記憶は脳だけに留まるものではないよ。人を形づくる細胞一片一片に、命の底の部分に、記憶は宿る。
脳が思い出すのをやめても、残る記憶はあるのだよ。だから、愛情も、どこかに残るはずだね」
ぼくにはよくわからなかった。けれど、教授の話す言葉は、わからなくても記憶しておきたかった。
「飛び梅、という伝説があるよ。
遠い昔、ある屋敷の主人は庭の梅の花の木をたいそう愛し育てていた。
あるとき、主人は屋敷から遠く離れた土地へ行くことになった。いつ戻れるかもわからない。

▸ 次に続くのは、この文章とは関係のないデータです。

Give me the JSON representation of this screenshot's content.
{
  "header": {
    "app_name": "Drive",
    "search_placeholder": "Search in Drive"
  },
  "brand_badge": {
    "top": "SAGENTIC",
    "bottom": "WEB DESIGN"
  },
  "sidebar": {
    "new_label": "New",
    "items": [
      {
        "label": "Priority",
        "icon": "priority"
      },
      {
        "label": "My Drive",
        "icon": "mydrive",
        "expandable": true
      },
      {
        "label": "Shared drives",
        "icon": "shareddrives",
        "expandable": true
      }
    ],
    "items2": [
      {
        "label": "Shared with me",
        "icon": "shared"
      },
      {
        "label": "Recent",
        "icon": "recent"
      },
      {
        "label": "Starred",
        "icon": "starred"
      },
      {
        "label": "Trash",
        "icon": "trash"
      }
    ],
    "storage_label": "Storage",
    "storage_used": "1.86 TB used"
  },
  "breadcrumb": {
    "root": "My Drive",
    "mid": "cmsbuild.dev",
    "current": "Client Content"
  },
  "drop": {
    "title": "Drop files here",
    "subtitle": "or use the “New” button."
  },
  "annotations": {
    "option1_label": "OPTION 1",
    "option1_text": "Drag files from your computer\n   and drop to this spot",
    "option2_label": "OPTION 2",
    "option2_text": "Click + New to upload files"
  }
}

東風吹かば匂いおこせよ梅の花 あるじなしとて春を忘るな
――春になり、東からの風が吹いたなら、梅の花の香りだけでもわがもとに届けておくれ、主人がいなくとも春を忘れてはいけないよ。
そういう、短い別れの歌を梅の木に残したそうだ。
梅は悲しみ、あるじを慕ってその土地へ向かって飛んでいったそうだよ」
「教授。梅は花だけ飛んだのですか。それとも木ごと飛んだのですか?」
「木ごと飛んだと伝えられているね。だが、わたしは梅の魂が飛んだのだと思うね」
「魂?」
「記憶のかたまり、想いのかたまり、命の底の部分。さわれないけれど、たしかにあるはずのものだね」
命を持つものには、魂というものがあると、ぼくは記憶した。
それはぼくにはなくて、教授にはあるのだと。